On Thursday WTIT: The Blog does a meme called Thursday Thunks that has been written by Berleen and Kimber. Now we’ve been added as part of the mix. What we’ve promised to Kimber and Berleen is that on our turn, we’d write my questions within the spirit of Thunks. All the meme questions are in bold.
The TT questions are brought to you by Kimber, the color of Wednesday’s Eyes and the number 5.
1. Have you ever performed the Heimlich Maneuver on someone or had it performed on you? Not exactly. I did convince a blonde once that I knew how to do a pre-Heimlich Maneuver. I said that if she got in the right position it would prevent her from choking the entire next day. Now that was a maneuver.
3. Have you ever felt like banging your head against the wall? Right after I got tossed from Random Boredom I considered it. She may be as big an asshole as I ever encountered in the blogosphere. I know I should let it go. But if anyone ever owed me a full court apology, it is Linda Crow.
4. What’s the dumbest thing you have done after a breakup with a S/O? Once I got convinced to let my last S/O come visit me for a week a year later for a romp with no strings attached. It was the longest fucking week of my life. If it weren’t for the two threesomes during the week it would have been a total waste of time.
5. Reports came out this week that Michael Jackson was gay. Are you shocked, don’t believe it, don’t care or felt he was all along? Let’s see. He paid over $5 million to a child to shut up. The dude was a pedophile. His death doesn’t change anything. His music was genius. His life was a tragic mess.
6. If Berleen and Bud are standing on the roof of a one story building and decide to throw water balloons at Kimber walking down below on the sidewalk, what color balloon hits her first? The yellow one since it’s your least favorite color.
8. Have you ever ridden in a sidecar on a motorcycle? Did we get sent back to the 1930s and a 3 Stooges movie? Does anyone even do this anymore? I would have nothing to do with a motorcycle in any shape or form. I’d rather be a bit less of a fucking target. Or is there some sexual innuendo that I am unaware of?
9. Do/did you go party on Cinco De Mayo, and if so what color was the bartender’s shirt? I have a tradition of going to a Mexican strip club. It’s a classy place called Discoteca Chupada. The barmaids do not where shirts. And if you bother to do the translation, you’ll know why the twins and I are headed there Wednesday night.
10. Why does a hat have a bill? Para sombrear el sol de mierda. Oops, my bad. I said to shade out the fucking sun.
11. If you were a WWE professional wrestler, what would your stage name be? I would no more participate, condone or even watch a WWE event. I am such the wrong person to ask this. If there’s not a ball it’s not a sport. If it’s not even real than it’s a fantasy. My fantasies involve three women, not two men with steroid breath.
12. How many keys do you have on your keyring? Five. Very exciting question.

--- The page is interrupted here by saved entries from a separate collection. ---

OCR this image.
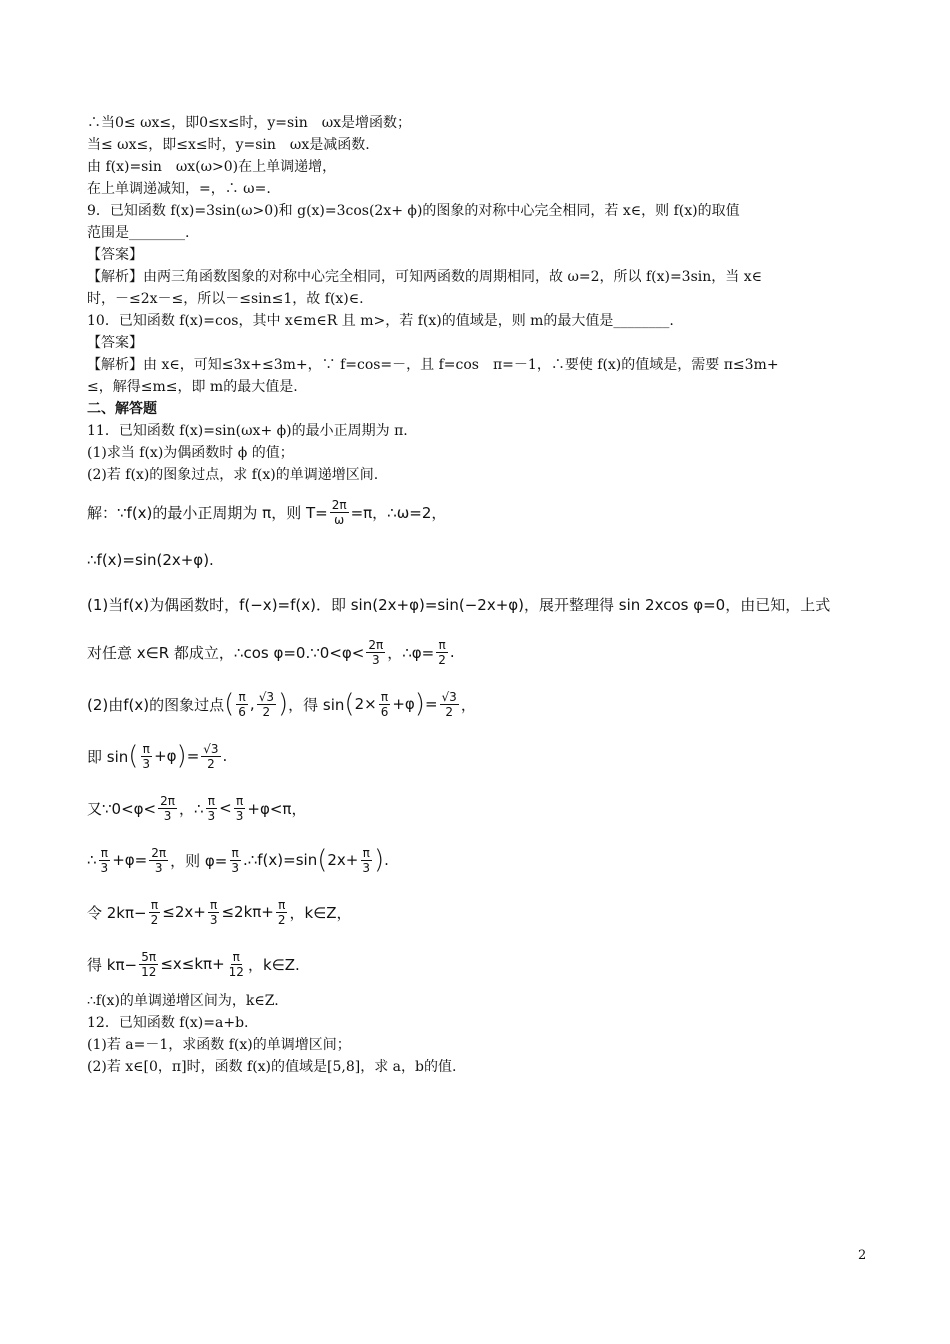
∴当0≤ ωx≤，即0≤x≤时，y=sin　ωx是增函数；
当≤ ωx≤，即≤x≤时，y=sin　ωx是减函数.
由 f(x)=sin　ωx(ω>0)在上单调递增，
在上单调递减知，=，∴ ω=.
9．已知函数 f(x)=3sin(ω>0)和 g(x)=3cos(2x+ ϕ)的图象的对称中心完全相同，若 x∈，则 f(x)的取值
范围是________.
【答案】
【解析】由两三角函数图象的对称中心完全相同，可知两函数的周期相同，故 ω=2，所以 f(x)=3sin，当 x∈
时，－≤2x－≤，所以－≤sin≤1，故 f(x)∈.
10．已知函数 f(x)=cos，其中 x∈m∈R 且 m>，若 f(x)的值域是，则 m的最大值是________.
【答案】
【解析】由 x∈，可知≤3x+≤3m+，∵ f=cos=－，且 f=cos　π=－1，∴要使 f(x)的值域是，需要 π≤3m+
≤，解得≤m≤，即 m的最大值是.
二、解答题
11．已知函数 f(x)=sin(ωx+ ϕ)的最小正周期为 π.
(1)求当 f(x)为偶函数时 ϕ 的值；
(2)若 f(x)的图象过点，求 f(x)的单调递增区间.
解：∵f(x)的最小正周期为 π，则 $T= \frac{2\pi}{\omega} =\pi$，∴ω=2，
∴f(x)=sin(2x+φ).
(1)当f(x)为偶函数时，f(−x)=f(x)．即 sin(2x+φ)=sin(−2x+φ)，展开整理得 sin 2xcos φ=0，由已知，上式
对任意 x∈R 都成立，∴cos φ=0.∵0<φ< $\frac{2\pi}{3}$ ，∴φ= $\frac{\pi}{2}$ .
(2)由f(x)的图象过点 ( $\frac{\pi}{6}$ , $\frac{√3}{2}$ ) ，得 sin ( $2\times \frac{\pi}{6} +\varphi$ ) = $\frac{√3}{2}$ ，
即 sin ( $\frac{\pi}{3} +\varphi$ ) = $\frac{√3}{2}$ .
又∵0<φ< $\frac{2\pi}{3}$ ，∴ $\frac{\pi}{3} < \frac{\pi}{3} +\varphi<\pi$，
∴ $\frac{\pi}{3} +\varphi= \frac{2\pi}{3}$ ，则 $\varphi= \frac{\pi}{3}$ .∴f(x)=sin ( $2x+ \frac{\pi}{3}$ ) .
令 $2k\pi- \frac{\pi}{2} \le 2x+ \frac{\pi}{3} \le 2k\pi+ \frac{\pi}{2}$ ，k∈Z，
得 $k\pi- \frac{5\pi}{12} \le x\le k\pi+ \frac{\pi}{12}$ ，k∈Z.
∴f(x)的单调递增区间为，k∈Z.
12．已知函数 f(x)=a+b.
(1)若 a=－1，求函数 f(x)的单调增区间；
(2)若 x∈[0，π]时，函数 f(x)的值域是[5,8]，求 a，b的值.
2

But in fairness, you rocked today. I think it’s been a while since you rocked. You always do fine, but today you rocked. BTW, I am psyched. My lady and I will finally be meeting Jodi and Sue on Saturday.
13. What is the oldest picture you currently have in your home? What year was it taken and who/what is the photo of? I have a the very first picture of my dad and I when I was an infant. The next oldest is a nude shot of Marilyn from a couple of years later. That’s all folks. Tomorrow we do The Dating Profiles Meme. It’s a great meme that only ten of us do. But I do know it’s a challenging meme. The players who do the meme really excel at it. Time for a Smirnoff and wait for my lady to call. Peace.